Jan 14th, 2019

ASK CUSTOMS TO ENFORCE YOUR PATENT? YOU MAY LOSE CONTROL OVER ITS FATE


Imagine being a patent owner whose patent claims are being litigated in Federal Court –but being barred from participating in the litigation. That’s precisely the position that Chamberlain Group, a manufacturer of garage door openers, recently found itself in at the United States Court of International Trade.

Chamberlain had filed and successfully prosecuted a claim in the United States International Trade Commission under Section 337 of the Tariff Act [19 U.S.C. §1337] charging a competitor, Ryobi, with importing garage door openers that infringed certain claims of its patent. The Commission issued a Section 337 Limited Exclusion Order (LEO), directing United States Customs and Border Protection to exclude infringing Ryobi garage door openers from entry into the United States.

In response, Ryobi undertook a re-design of its product which, it claimed, avoided the Chamberlain patent claims which were the subject of the Section 337 order. It sought a ruling from Customs to this effect, but Customs ruled that the redesign did avoid the patent claims embodies in the Section 337 LEO. Customs at the Port of Charleston then excluded from entry a shipment of Ryobi’s garage door openers, claiming violation of the Section 337 LEO. Ryobi protested the exclusion, and when its protest was denied, brought suit in the Court of International Trade challenging the exclusion.

In One World Technologies v. United States, Slip Op. 18-173 (December 14, 2018) Ryobi’s parent company asserted that its redesigned garage door openers were not barred by the Section 337 order, and that Customs should be directed to admit them. Chamberlain sought to intervene in the action, to defend his patent. The United States Trade Commission also sought to intervene, to protect the integrity of its Section 337 exclusion order. However, both parties were denied leave to intervene, based on a provision in the Customs Courts Act which prohibits intervention in protest cases, see 28 U.S.C. §2631(j)(1)(A). Chamberlain was forced to watch from the sidelines – not even allowed to file a brief amicus curie, as the CIT held that the redesigned garage door opener did not infringe the Chamberlain patent claims that were at the heart of the Section 337 order.

The Court went even further, granting a preliminary injunction directing Customs to release the excluded garage door openers. Usually, a court will not grant a preliminary injunction when the relief sought – in this case, admission of the merchandise at bar – is identical to the final relief sought in the protest. But the CIT did so in this case.
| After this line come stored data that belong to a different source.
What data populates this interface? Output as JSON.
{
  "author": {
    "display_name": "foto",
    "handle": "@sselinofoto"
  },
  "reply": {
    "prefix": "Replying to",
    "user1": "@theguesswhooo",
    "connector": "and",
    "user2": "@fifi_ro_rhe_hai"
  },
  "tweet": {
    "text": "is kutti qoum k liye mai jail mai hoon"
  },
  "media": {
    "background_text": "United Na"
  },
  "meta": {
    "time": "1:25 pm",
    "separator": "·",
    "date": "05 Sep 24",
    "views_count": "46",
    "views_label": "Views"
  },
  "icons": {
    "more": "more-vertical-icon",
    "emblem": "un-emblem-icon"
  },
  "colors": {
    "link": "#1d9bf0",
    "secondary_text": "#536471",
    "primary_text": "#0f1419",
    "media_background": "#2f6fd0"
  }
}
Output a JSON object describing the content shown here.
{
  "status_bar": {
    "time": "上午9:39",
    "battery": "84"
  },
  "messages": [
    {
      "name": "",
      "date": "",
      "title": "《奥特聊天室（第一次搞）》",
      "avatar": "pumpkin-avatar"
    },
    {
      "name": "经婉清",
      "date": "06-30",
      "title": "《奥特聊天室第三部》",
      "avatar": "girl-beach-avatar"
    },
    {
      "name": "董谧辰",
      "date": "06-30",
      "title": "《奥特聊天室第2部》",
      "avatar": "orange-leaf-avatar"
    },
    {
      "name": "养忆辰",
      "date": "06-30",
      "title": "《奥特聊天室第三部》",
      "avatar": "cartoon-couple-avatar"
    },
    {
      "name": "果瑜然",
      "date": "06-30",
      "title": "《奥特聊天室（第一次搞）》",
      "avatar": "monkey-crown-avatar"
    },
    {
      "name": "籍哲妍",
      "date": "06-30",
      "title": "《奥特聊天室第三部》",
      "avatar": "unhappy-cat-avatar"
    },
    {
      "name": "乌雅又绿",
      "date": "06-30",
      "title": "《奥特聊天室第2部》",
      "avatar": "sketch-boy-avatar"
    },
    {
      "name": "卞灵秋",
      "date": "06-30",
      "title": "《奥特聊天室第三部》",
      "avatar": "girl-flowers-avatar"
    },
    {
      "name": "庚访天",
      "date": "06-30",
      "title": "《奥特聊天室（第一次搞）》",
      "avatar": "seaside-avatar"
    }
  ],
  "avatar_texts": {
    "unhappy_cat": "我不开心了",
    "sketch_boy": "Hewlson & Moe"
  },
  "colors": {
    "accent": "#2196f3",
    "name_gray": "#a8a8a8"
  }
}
The statutory ban against intervention in Customs protest cases is based on a longstanding rule that the assessment of a duty – typically the subject of a protest case – is a matter only between the taxpayer/importer and the government. At the time the rule was promulgated, all protest cases had involved duty assessments. Congress did not likely imagine that protest cases would come to involve such issues as the litigation of patent claims. But that is in fact what has happened, in One World Technologies and a handful of other suits. And in those cases, the CIT has not only strictly enforced the ban against intervention as a party, but – more remarkably – even barred the patent owner from submitting an amicus brief to communicate its views to the court.

In banning intervention, the Court is merely following the dictates of the law. In preventing patent owners from even participating as amici, however, the Court is exercising its discretion in a way which further disenfranchises the patent owner, which not only has made substantial investments in its patents, but also in prosecuting the Section 337 Complaint.

The Court’s reaction probably is based, to some extent, on its experience in one of the first such cases involving protest exclusions under Section 337 orders. In Jazz Photo, Inc. v. United States, an importer challenged the exclusion of its goods for alleged violation of a Section 337 order. The patent holder, Fuji Photo Film, was denied permission to intervene, but granted permission to participate as amicus curiae. As amicus, however, Fuji repeatedly overstepped the bounds of its allowed participation in the suit, filing motion after motion, some quite frivolous.

After the Court ruled in the importer’s favor, Fuji even filed an appeal to the Court of Appeals for the Federal Circuit – a patently frivolous move, given that it was not a party to the underlying case.

That is not to say, however, that every patentee would be as reckless with its behavior as Fuji was in the Jazz Photo case. While participation as party is clearly prohibited by statute, refusing to hear a patentee’s arguments at all seems excessive. This is one of the many areas in which the jurisdiction and powers of the Court of International Trade – fixed since enactment of the Customs Courts Act of 1980 — needs reconsideration by Congress.

It might be argued that the patent holder in this case invited this situation, by turning to the ITC for a Customs-enforced import ban. But the Court made clear that it was in no way interpreting the Section 337 Exclusion Order, only Customs’ ruling that Ryobi had successfully designed around that order. But for the Section 337 order, of course, Customs would never have been involved in patent enforcement at all.

While the case remains set for trial – perhaps a formality, since the subject goods have been released – the case poses a cautionary tale for patent holders who turn to the ITC and Customs to enforce their intellectual property rights.